In this work we address the identification of (2D) spatial-temporal dynamical systems described by the Vector-AutoRegressive (VAR) form. Modeling large-scale networks has been studied so far assuming different structures to alleviate the computational requirements, for example using sparsity in the interconnection pattern, [1]. A data-sparse structure has been investigated in [2] to model 1D strings of interconnected subsystems. The so-called Sequentially Semi-Separable (SSS) structure represents each of the subsystem in a 1D array with a mixed causal anti-causal linear time varying model which shares unknown interconnections with the closest neighbors. A data-sparse representation may not be achieved as the dimension grow as modeling multi-dimensional systems within the SSS framework requires an exponential number of parameters.
To overcome this curse of dimensionality, we present in this work a new class of
structured matrices to model 2D spatial-temporal systems. The class of Kronecker networks is first introduced and the identification of Vector Auto-Regressive models is subsequently addressed within this framework.

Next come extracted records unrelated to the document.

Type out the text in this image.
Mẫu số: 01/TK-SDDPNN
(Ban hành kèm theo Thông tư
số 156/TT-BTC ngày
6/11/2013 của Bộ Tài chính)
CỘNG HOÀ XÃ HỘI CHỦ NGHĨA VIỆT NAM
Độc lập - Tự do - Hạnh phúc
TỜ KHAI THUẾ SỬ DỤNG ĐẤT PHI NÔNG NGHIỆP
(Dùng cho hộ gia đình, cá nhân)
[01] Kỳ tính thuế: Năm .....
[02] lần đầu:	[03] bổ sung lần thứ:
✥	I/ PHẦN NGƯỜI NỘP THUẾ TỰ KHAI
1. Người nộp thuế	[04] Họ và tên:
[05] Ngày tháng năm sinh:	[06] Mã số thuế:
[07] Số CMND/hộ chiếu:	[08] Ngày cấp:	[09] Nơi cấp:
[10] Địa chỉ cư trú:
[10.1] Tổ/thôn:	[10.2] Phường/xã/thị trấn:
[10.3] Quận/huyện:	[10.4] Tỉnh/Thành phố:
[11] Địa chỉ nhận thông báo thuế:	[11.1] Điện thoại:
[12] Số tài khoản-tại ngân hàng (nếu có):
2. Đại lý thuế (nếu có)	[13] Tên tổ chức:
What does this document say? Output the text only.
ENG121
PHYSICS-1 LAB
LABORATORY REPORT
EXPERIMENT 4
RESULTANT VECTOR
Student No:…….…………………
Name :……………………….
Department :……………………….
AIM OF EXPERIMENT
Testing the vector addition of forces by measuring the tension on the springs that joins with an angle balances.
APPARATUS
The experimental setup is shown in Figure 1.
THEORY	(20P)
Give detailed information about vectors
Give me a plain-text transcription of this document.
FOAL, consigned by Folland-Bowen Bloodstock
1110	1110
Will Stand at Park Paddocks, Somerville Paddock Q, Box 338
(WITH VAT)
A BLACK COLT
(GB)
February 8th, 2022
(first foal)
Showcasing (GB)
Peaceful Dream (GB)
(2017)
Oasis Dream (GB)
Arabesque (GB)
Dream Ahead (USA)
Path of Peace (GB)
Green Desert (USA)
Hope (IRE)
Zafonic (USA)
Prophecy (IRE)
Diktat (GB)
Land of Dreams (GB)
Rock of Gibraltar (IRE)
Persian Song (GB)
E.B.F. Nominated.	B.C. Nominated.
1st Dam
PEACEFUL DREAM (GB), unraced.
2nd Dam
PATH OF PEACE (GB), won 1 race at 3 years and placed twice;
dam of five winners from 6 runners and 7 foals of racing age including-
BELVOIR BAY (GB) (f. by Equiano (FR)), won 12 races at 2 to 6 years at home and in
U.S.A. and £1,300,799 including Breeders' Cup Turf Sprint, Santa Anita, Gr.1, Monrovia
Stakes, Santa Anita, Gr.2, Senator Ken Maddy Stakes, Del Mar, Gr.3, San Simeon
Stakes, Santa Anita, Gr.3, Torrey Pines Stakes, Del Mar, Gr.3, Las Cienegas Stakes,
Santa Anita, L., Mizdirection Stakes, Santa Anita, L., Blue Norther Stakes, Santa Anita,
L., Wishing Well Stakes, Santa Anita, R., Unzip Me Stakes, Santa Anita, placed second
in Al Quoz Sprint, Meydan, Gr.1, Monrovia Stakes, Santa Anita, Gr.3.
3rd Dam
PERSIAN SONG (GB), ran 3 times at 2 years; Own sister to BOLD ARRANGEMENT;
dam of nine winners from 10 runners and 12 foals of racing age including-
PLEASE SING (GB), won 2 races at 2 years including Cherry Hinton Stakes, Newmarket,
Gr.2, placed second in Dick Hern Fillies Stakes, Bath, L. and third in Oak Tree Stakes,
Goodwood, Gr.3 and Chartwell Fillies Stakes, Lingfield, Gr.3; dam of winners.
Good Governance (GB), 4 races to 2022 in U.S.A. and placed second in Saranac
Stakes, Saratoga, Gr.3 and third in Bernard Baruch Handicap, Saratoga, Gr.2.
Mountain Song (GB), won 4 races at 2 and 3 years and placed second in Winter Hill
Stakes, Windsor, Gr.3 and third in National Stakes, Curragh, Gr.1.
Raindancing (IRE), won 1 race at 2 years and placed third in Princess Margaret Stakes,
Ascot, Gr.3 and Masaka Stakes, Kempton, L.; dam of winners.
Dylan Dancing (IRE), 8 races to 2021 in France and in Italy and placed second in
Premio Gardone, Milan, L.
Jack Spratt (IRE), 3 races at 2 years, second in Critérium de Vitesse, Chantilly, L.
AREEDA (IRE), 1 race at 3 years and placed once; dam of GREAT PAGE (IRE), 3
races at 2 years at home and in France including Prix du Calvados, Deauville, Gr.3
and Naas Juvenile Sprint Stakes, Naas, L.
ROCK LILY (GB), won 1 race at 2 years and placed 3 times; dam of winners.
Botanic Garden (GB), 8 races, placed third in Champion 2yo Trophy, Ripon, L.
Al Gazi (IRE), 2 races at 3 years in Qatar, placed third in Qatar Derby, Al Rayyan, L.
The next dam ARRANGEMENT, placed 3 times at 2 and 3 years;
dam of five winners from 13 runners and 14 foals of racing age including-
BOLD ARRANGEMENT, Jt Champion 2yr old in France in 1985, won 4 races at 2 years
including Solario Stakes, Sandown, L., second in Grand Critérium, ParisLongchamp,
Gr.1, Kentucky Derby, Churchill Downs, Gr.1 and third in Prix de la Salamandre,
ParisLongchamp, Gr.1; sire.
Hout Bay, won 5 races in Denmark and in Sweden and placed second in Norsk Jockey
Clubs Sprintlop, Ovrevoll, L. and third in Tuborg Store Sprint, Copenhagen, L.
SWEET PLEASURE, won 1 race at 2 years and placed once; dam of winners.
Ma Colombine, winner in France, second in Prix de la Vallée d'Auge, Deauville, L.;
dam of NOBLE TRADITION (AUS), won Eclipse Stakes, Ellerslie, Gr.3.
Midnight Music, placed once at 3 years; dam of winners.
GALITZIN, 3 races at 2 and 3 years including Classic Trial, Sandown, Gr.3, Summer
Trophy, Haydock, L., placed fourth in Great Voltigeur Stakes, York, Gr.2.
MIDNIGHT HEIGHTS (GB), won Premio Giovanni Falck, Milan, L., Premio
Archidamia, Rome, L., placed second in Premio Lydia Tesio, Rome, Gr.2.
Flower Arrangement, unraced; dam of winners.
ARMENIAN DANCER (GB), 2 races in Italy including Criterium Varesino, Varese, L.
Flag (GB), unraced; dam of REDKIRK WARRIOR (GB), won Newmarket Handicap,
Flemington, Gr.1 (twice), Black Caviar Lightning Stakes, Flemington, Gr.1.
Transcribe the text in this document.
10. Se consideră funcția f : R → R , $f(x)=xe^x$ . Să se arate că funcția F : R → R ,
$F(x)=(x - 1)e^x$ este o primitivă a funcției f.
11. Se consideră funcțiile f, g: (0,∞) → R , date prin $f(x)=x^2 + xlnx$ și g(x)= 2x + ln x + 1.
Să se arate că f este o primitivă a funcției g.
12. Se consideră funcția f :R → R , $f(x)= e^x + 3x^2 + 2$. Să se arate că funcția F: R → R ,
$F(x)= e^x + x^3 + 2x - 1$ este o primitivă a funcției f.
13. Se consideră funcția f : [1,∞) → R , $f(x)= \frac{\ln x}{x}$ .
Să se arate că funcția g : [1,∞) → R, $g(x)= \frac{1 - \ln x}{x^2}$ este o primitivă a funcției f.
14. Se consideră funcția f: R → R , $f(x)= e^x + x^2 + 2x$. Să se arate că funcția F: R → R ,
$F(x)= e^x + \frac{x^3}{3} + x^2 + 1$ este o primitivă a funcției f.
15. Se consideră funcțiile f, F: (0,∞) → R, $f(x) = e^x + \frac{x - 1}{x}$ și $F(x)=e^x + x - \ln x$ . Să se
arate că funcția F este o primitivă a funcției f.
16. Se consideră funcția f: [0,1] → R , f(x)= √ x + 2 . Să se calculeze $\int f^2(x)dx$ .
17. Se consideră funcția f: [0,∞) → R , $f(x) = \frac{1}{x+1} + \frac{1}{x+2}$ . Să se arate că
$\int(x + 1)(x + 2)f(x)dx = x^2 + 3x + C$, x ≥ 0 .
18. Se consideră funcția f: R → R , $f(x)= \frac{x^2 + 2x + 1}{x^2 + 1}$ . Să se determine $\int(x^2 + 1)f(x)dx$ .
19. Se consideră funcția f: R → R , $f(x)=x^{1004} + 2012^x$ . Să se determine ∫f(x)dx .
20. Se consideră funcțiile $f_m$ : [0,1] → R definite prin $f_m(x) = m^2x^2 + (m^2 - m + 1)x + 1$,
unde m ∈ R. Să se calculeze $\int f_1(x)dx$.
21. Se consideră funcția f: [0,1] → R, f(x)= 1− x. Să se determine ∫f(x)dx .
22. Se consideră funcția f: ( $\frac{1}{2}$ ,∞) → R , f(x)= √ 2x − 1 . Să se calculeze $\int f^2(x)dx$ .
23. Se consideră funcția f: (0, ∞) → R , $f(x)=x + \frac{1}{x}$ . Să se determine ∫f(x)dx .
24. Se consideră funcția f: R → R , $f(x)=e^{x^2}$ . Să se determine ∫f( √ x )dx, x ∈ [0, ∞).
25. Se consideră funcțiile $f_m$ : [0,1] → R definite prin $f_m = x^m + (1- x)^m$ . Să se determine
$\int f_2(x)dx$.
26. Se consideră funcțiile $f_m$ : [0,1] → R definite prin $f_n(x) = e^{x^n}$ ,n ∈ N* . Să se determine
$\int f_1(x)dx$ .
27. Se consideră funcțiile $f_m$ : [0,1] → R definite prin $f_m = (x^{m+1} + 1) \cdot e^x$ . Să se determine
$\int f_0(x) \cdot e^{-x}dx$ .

Such a Kronecker structure leads to high data compression and benefits from the efficient linear algebra operations as described in [3]. The challenge lies in deriving algorithms that are, on the one hand, scalable in terms of data storage as well as in terms of computational complexity in identifying and using these models, e.g in subsequent control design, and on the other hand, that still ensures similar prediction performances compared to the unstructured least-squares estimates.